О моих ошибках, связанных с «новым учением» о языке
(печатается с сокращениями по изданию: Доклады и сообщения Института языкознания АН СССР. 1953. № 5. С. 136 – 141).
Значение критики и самокритики исключительно велико в наши дни, в период строительства коммунизма, когда необходимо вести усиленную борьбу с пережитками капитализма в сознании людей. Ошибки Н.Я. Марра и его последователей связаны именно с этими пережитками, которые и привели сторонников «нового учения» о языке к вульгаризации и извращению марксизма.
Как бывший последователь Н.Я. Марра, я ясно сознаю необходимость не только безоговорочного отказа от всех положений так называемого «нового учения» о языке, но и критики своих работ, написанных до 1950 г., с тем, чтобы разобраться в причинах и результатах допущенных мною ошибок.
В своей работе до 1926 г. я придерживался положений сравнительного языкознания. Читая курс древнеармянского языка (в Москве), я основывался отчасти на работах старых армянских лингвистов (Айтыняна, Дашьяна и др.), отчасти же на работах А. Мейе.
В эти годы я пришел к мысли, что необходимо в области языкознания перейти на позиции марксизма.
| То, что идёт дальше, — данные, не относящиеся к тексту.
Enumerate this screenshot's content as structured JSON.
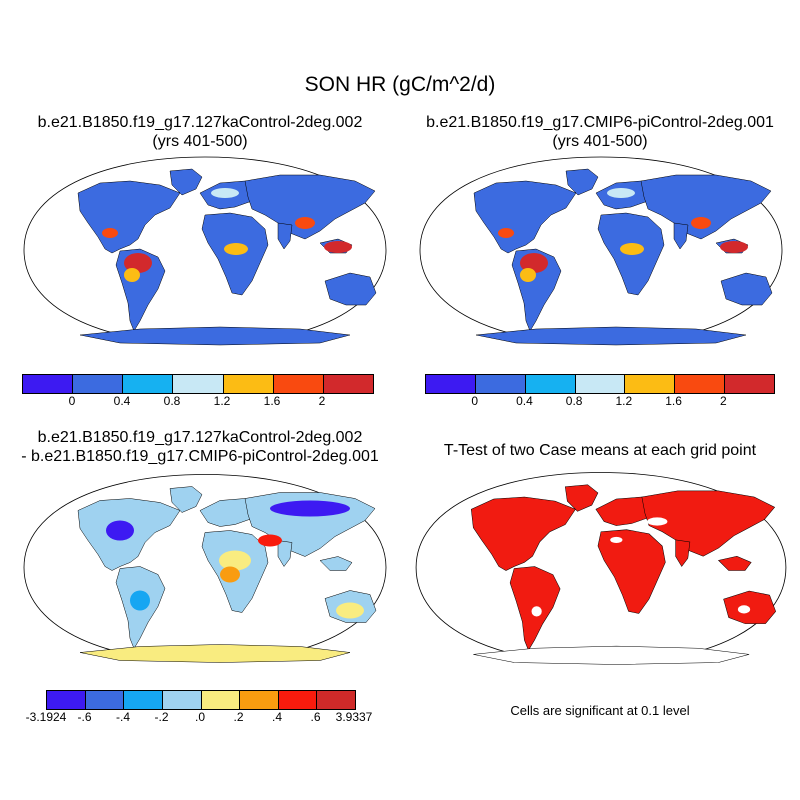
{
  "main_title": "SON HR (gC/m^2/d)",
  "panels": [
    {
      "title_line1": "b.e21.B1850.f19_g17.127kaControl-2deg.002",
      "title_line2": "(yrs 401-500)"
    },
    {
      "title_line1": "b.e21.B1850.f19_g17.CMIP6-piControl-2deg.001",
      "title_line2": "(yrs 401-500)"
    },
    {
      "title_line1": "b.e21.B1850.f19_g17.127kaControl-2deg.002",
      "title_line2": "- b.e21.B1850.f19_g17.CMIP6-piControl-2deg.001"
    },
    {
      "title_line1": "T-Test of two Case means at each grid point",
      "title_line2": ""
    }
  ],
  "colorbar_top": {
    "colors": [
      "#3d1af2",
      "#3c6be0",
      "#16b1f1",
      "#c8e8f5",
      "#fcbc14",
      "#f94a10",
      "#d2292c"
    ],
    "labels": [
      "0",
      "0.4",
      "0.8",
      "1.2",
      "1.6",
      "2"
    ]
  },
  "colorbar_diff": {
    "colors": [
      "#3d1af2",
      "#3c6be0",
      "#16a6f2",
      "#9fd2f0",
      "#f9ec80",
      "#f99c10",
      "#f81b0d",
      "#cf2a29"
    ],
    "labels": [
      "-3.1924",
      "-.6",
      "-.4",
      "-.2",
      ".0",
      ".2",
      ".4",
      ".6",
      "3.9337"
    ]
  },
  "significance_note": "Cells are significant at 0.1 level",
  "map_colors": {
    "land_base": "#3c6be0",
    "ocean": "#ffffff",
    "diff_positive": "#f9ec80",
    "significant": "#f11b11",
    "outline": "#000000"
  }
}
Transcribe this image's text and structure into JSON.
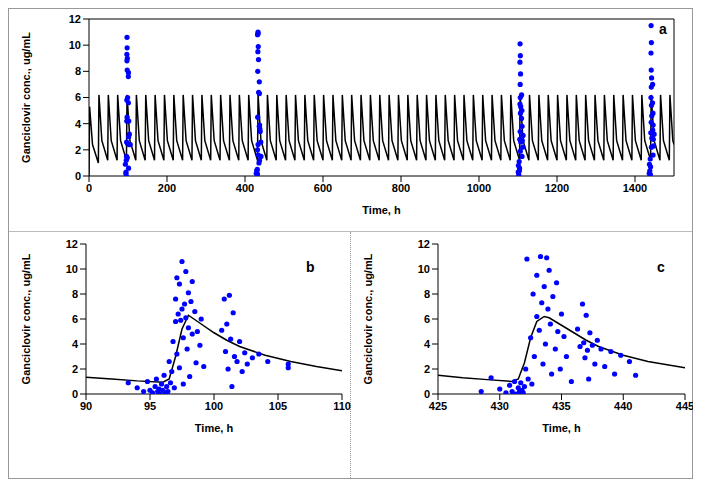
{
  "chart_data": [
    {
      "type": "line",
      "title": "a",
      "x_label": "Time, h",
      "y_label": "Ganciclovir conc., ug/mL",
      "xlim": [
        0,
        1500
      ],
      "xticks": [
        0,
        200,
        400,
        600,
        800,
        1000,
        1200,
        1400
      ],
      "ylim": [
        0,
        12
      ],
      "yticks": [
        0,
        2,
        4,
        6,
        8,
        10,
        12
      ],
      "series": [
        {
          "type": "line",
          "color": "#000000",
          "line_style": "solid",
          "x": [
            0,
            1.5,
            9,
            24,
            25.5,
            33,
            48,
            49.5,
            57,
            72,
            73.5,
            81,
            96,
            97.5,
            105,
            120,
            121.5,
            129,
            144,
            145.5,
            153,
            168,
            169.5,
            177,
            192,
            193.5,
            201,
            216,
            217.5,
            225,
            240,
            241.5,
            249,
            264,
            265.5,
            273,
            288,
            289.5,
            297,
            312,
            313.5,
            321,
            336,
            337.5,
            345,
            360,
            361.5,
            369,
            384,
            385.5,
            393,
            408,
            409.5,
            417,
            432,
            433.5,
            441,
            456,
            457.5,
            465,
            480,
            481.5,
            489,
            504,
            505.5,
            513,
            528,
            529.5,
            537,
            552,
            553.5,
            561,
            576,
            577.5,
            585,
            600,
            601.5,
            609,
            624,
            625.5,
            633,
            648,
            649.5,
            657,
            672,
            673.5,
            681,
            696,
            697.5,
            705,
            720,
            721.5,
            729,
            744,
            745.5,
            753,
            768,
            769.5,
            777,
            792,
            793.5,
            801,
            816,
            817.5,
            825,
            840,
            841.5,
            849,
            864,
            865.5,
            873,
            888,
            889.5,
            897,
            912,
            913.5,
            921,
            936,
            937.5,
            945,
            960,
            961.5,
            969,
            984,
            985.5,
            993,
            1008,
            1009.5,
            1017,
            1032,
            1033.5,
            1041,
            1056,
            1057.5,
            1065,
            1080,
            1081.5,
            1089,
            1104,
            1105.5,
            1113,
            1128,
            1129.5,
            1137,
            1152,
            1153.5,
            1161,
            1176,
            1177.5,
            1185,
            1200,
            1201.5,
            1209,
            1224,
            1225.5,
            1233,
            1248,
            1249.5,
            1257,
            1272,
            1273.5,
            1281,
            1296,
            1297.5,
            1305,
            1320,
            1321.5,
            1329,
            1344,
            1345.5,
            1353,
            1368,
            1369.5,
            1377,
            1392,
            1393.5,
            1401,
            1416,
            1417.5,
            1425,
            1440,
            1441.5,
            1449,
            1464,
            1465.5,
            1473,
            1488,
            1489.5,
            1497,
            1500
          ],
          "values": [
            0,
            5.3,
            2.4,
            1.0,
            6.2,
            2.7,
            1.2,
            6.2,
            2.7,
            1.2,
            6.2,
            2.7,
            1.2,
            6.2,
            2.7,
            1.2,
            6.2,
            2.7,
            1.2,
            6.2,
            2.7,
            1.2,
            6.2,
            2.7,
            1.2,
            6.2,
            2.7,
            1.2,
            6.2,
            2.7,
            1.2,
            6.2,
            2.7,
            1.2,
            6.2,
            2.7,
            1.2,
            6.2,
            2.7,
            1.2,
            6.2,
            2.7,
            1.2,
            6.2,
            2.7,
            1.2,
            6.2,
            2.7,
            1.2,
            6.2,
            2.7,
            1.2,
            6.2,
            2.7,
            1.2,
            6.2,
            2.7,
            1.2,
            6.2,
            2.7,
            1.2,
            6.2,
            2.7,
            1.2,
            6.2,
            2.7,
            1.2,
            6.2,
            2.7,
            1.2,
            6.2,
            2.7,
            1.2,
            6.2,
            2.7,
            1.2,
            6.2,
            2.7,
            1.2,
            6.2,
            2.7,
            1.2,
            6.2,
            2.7,
            1.2,
            6.2,
            2.7,
            1.2,
            6.2,
            2.7,
            1.2,
            6.2,
            2.7,
            1.2,
            6.2,
            2.7,
            1.2,
            6.2,
            2.7,
            1.2,
            6.2,
            2.7,
            1.2,
            6.2,
            2.7,
            1.2,
            6.2,
            2.7,
            1.2,
            6.2,
            2.7,
            1.2,
            6.2,
            2.7,
            1.2,
            6.2,
            2.7,
            1.2,
            6.2,
            2.7,
            1.2,
            6.2,
            2.7,
            1.2,
            6.2,
            2.7,
            1.2,
            6.2,
            2.7,
            1.2,
            6.2,
            2.7,
            1.2,
            6.2,
            2.7,
            1.2,
            6.2,
            2.7,
            1.2,
            6.2,
            2.7,
            1.2,
            6.2,
            2.7,
            1.2,
            6.2,
            2.7,
            1.2,
            6.2,
            2.7,
            1.2,
            6.2,
            2.7,
            1.2,
            6.2,
            2.7,
            1.2,
            6.2,
            2.7,
            1.2,
            6.2,
            2.7,
            1.2,
            6.2,
            2.7,
            1.2,
            6.2,
            2.7,
            1.2,
            6.2,
            2.7,
            1.2,
            6.2,
            2.7,
            1.2,
            6.2,
            2.7,
            1.2,
            6.2,
            2.7,
            1.2,
            6.2,
            2.7,
            1.2,
            6.2,
            2.7,
            1.2,
            6.2,
            2.7,
            2.4
          ]
        },
        {
          "type": "scatter",
          "color": "#0000ff",
          "marker": "circle",
          "x": [
            93.3,
            94.5,
            95.0,
            95.5,
            95.8,
            96.1,
            96.5,
            96.8,
            97.0,
            97.1,
            97.3,
            97.5,
            97.6,
            97.8,
            98.0,
            98.1,
            98.3,
            98.6,
            99.0,
            100.8,
            101.0,
            101.2,
            101.4,
            101.6,
            102.0,
            102.6,
            103.5,
            105.8,
            428.5,
            430.0,
            431.0,
            431.5,
            431.9,
            432.1,
            432.2,
            432.5,
            432.7,
            433.0,
            433.3,
            433.5,
            433.8,
            434.0,
            434.2,
            434.6,
            435.0,
            435.8,
            436.5,
            436.7,
            437.0,
            437.2,
            437.5,
            438.2,
            439.0,
            440.5,
            441.0,
            1100.5,
            1101,
            1102,
            1103,
            1103.5,
            1104,
            1104.5,
            1105,
            1105,
            1105.3,
            1105.5,
            1105.6,
            1105.8,
            1106,
            1106,
            1106.3,
            1106.5,
            1107,
            1107,
            1109,
            1109.2,
            1109.5,
            1110,
            1110.3,
            1110.5,
            1111,
            1112,
            1113,
            1436.5,
            1437,
            1438,
            1439,
            1439.5,
            1440,
            1440.5,
            1441,
            1441,
            1441.3,
            1441.5,
            1441.6,
            1441.8,
            1442,
            1442,
            1442.3,
            1442.5,
            1443,
            1443,
            1445,
            1445.2,
            1445.5,
            1446,
            1446.3,
            1446.5,
            1447,
            1448,
            1449
          ],
          "values": [
            0.9,
            0.2,
            0.3,
            1.2,
            0.0,
            1.5,
            2.6,
            4.2,
            5.8,
            9.3,
            8.8,
            10.6,
            4.5,
            9.8,
            8.1,
            1.4,
            9.0,
            2.5,
            6.0,
            7.6,
            5.6,
            7.9,
            0.6,
            3.0,
            4.2,
            2.4,
            3.2,
            2.4,
            0.2,
            0.4,
            0.2,
            0.5,
            0.1,
            2.0,
            10.8,
            4.5,
            8.0,
            9.5,
            11.0,
            2.4,
            10.9,
            9.9,
            1.6,
            8.9,
            6.4,
            1.0,
            3.8,
            7.2,
            6.3,
            1.2,
            3.9,
            3.6,
            3.4,
            2.6,
            1.5,
            0.3,
            0.8,
            0.1,
            1.1,
            0.4,
            0.6,
            2.8,
            5.5,
            8.7,
            10.1,
            3.4,
            7.0,
            6.0,
            9.2,
            1.9,
            4.8,
            7.8,
            5.3,
            2.6,
            4.4,
            6.2,
            3.0,
            5.0,
            1.5,
            3.8,
            2.7,
            2.2,
            3.1,
            0.2,
            0.9,
            0.4,
            1.3,
            0.1,
            0.7,
            3.3,
            6.0,
            9.4,
            11.5,
            4.1,
            8.1,
            6.8,
            10.2,
            2.2,
            5.4,
            7.5,
            4.6,
            2.9,
            5.6,
            7.0,
            3.5,
            4.8,
            1.6,
            3.9,
            2.8,
            2.3,
            3.2
          ]
        }
      ]
    },
    {
      "type": "line",
      "title": "b",
      "x_label": "Time, h",
      "y_label": "Ganciclovir conc., ug/mL",
      "xlim": [
        90,
        110
      ],
      "xticks": [
        90,
        95,
        100,
        105,
        110
      ],
      "ylim": [
        0,
        12
      ],
      "yticks": [
        0,
        2,
        4,
        6,
        8,
        10,
        12
      ],
      "series": [
        {
          "type": "line",
          "color": "#000000",
          "line_style": "solid",
          "x": [
            90,
            92,
            94,
            96,
            96.5,
            97,
            97.5,
            98,
            99,
            100,
            101,
            102,
            104,
            106,
            108,
            110
          ],
          "values": [
            1.35,
            1.2,
            1.05,
            0.95,
            1.2,
            3.0,
            5.2,
            6.3,
            5.6,
            4.9,
            4.3,
            3.8,
            3.1,
            2.6,
            2.2,
            1.85
          ]
        },
        {
          "type": "scatter",
          "color": "#0000ff",
          "marker": "circle",
          "x": [
            93.3,
            94.0,
            94.5,
            94.8,
            95.0,
            95.2,
            95.4,
            95.5,
            95.6,
            95.7,
            95.8,
            95.9,
            96.0,
            96.1,
            96.2,
            96.3,
            96.4,
            96.5,
            96.6,
            96.7,
            96.8,
            96.9,
            97.0,
            97.0,
            97.1,
            97.1,
            97.2,
            97.3,
            97.3,
            97.4,
            97.5,
            97.5,
            97.6,
            97.6,
            97.7,
            97.8,
            97.8,
            97.9,
            98.0,
            98.0,
            98.1,
            98.2,
            98.3,
            98.3,
            98.5,
            98.6,
            98.7,
            98.9,
            99.0,
            99.2,
            100.6,
            100.8,
            100.9,
            101.0,
            101.1,
            101.2,
            101.3,
            101.4,
            101.5,
            101.6,
            101.8,
            102.0,
            102.2,
            102.4,
            102.6,
            103.0,
            103.5,
            104.2,
            105.8,
            105.8
          ],
          "values": [
            0.9,
            0.5,
            0.2,
            1.0,
            0.3,
            0.1,
            0.6,
            1.2,
            0.2,
            0.4,
            0.0,
            0.8,
            0.3,
            1.5,
            0.1,
            0.6,
            0.2,
            2.6,
            0.9,
            1.8,
            4.2,
            0.5,
            5.8,
            7.6,
            3.2,
            9.3,
            6.4,
            2.1,
            8.8,
            5.9,
            10.6,
            6.8,
            4.5,
            0.8,
            7.2,
            9.8,
            6.1,
            3.6,
            8.1,
            5.3,
            1.4,
            7.4,
            9.0,
            4.8,
            6.6,
            2.5,
            5.0,
            3.9,
            6.0,
            2.2,
            5.1,
            7.6,
            3.4,
            5.6,
            2.0,
            7.9,
            4.4,
            0.6,
            6.5,
            3.0,
            2.6,
            4.2,
            1.8,
            3.3,
            2.4,
            2.9,
            3.2,
            2.6,
            2.4,
            2.1
          ]
        }
      ]
    },
    {
      "type": "line",
      "title": "c",
      "x_label": "Time, h",
      "y_label": "Ganciclovir conc., ug/mL",
      "xlim": [
        425,
        445
      ],
      "xticks": [
        425,
        430,
        435,
        440,
        445
      ],
      "ylim": [
        0,
        12
      ],
      "yticks": [
        0,
        2,
        4,
        6,
        8,
        10,
        12
      ],
      "series": [
        {
          "type": "line",
          "color": "#000000",
          "line_style": "solid",
          "x": [
            425,
            427,
            429,
            431,
            431.5,
            432,
            432.5,
            433,
            433.6,
            434,
            435,
            436,
            437,
            438,
            440,
            442,
            445
          ],
          "values": [
            1.5,
            1.3,
            1.15,
            1.0,
            1.2,
            2.5,
            4.5,
            5.8,
            6.2,
            6.1,
            5.5,
            4.9,
            4.3,
            3.8,
            3.1,
            2.6,
            2.1
          ]
        },
        {
          "type": "scatter",
          "color": "#0000ff",
          "marker": "circle",
          "x": [
            428.5,
            429.3,
            430.0,
            430.5,
            430.8,
            431.0,
            431.2,
            431.3,
            431.5,
            431.6,
            431.7,
            431.8,
            431.9,
            432.0,
            432.1,
            432.2,
            432.3,
            432.5,
            432.6,
            432.7,
            432.8,
            433.0,
            433.0,
            433.2,
            433.3,
            433.4,
            433.5,
            433.6,
            433.7,
            433.8,
            433.9,
            434.0,
            434.1,
            434.2,
            434.3,
            434.5,
            434.6,
            434.7,
            434.9,
            435.0,
            435.2,
            435.4,
            435.8,
            436.3,
            436.5,
            436.7,
            436.8,
            436.9,
            437.0,
            437.1,
            437.2,
            437.3,
            437.5,
            437.7,
            437.9,
            438.2,
            438.5,
            439.0,
            439.3,
            439.8,
            440.5,
            441.0
          ],
          "values": [
            0.2,
            1.3,
            0.4,
            0.1,
            0.7,
            0.2,
            1.0,
            0.0,
            0.5,
            0.2,
            0.9,
            0.3,
            0.1,
            0.6,
            2.0,
            10.8,
            1.2,
            4.5,
            0.8,
            8.0,
            3.0,
            9.5,
            6.2,
            5.1,
            11.0,
            7.3,
            2.4,
            8.6,
            4.0,
            10.9,
            6.8,
            9.9,
            5.6,
            1.6,
            7.8,
            3.6,
            8.9,
            5.0,
            2.0,
            6.4,
            4.6,
            3.0,
            1.0,
            5.2,
            3.8,
            7.2,
            4.1,
            2.9,
            6.3,
            3.5,
            1.2,
            4.9,
            3.9,
            2.4,
            4.3,
            3.6,
            2.2,
            3.4,
            1.6,
            3.1,
            2.6,
            1.5
          ]
        }
      ]
    }
  ]
}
В 1923 – 1926 гг. ряд языковедов стал утверждать, что Н.Я. Марр совершает «революцию» в науке о языке, вводя в нее марксистский метод изучения языковых явлений. В связи с этим я с 1926 г. стал слушать лекции Н.Я. Марра, изучать его печатные работы. Немалую роль в стимулировании интереса к яфетической теории сыграли и неоднократные выступления с рекламированием теории Н.Я. Марра – М.Н. Покровского, В.М. Фриче и других.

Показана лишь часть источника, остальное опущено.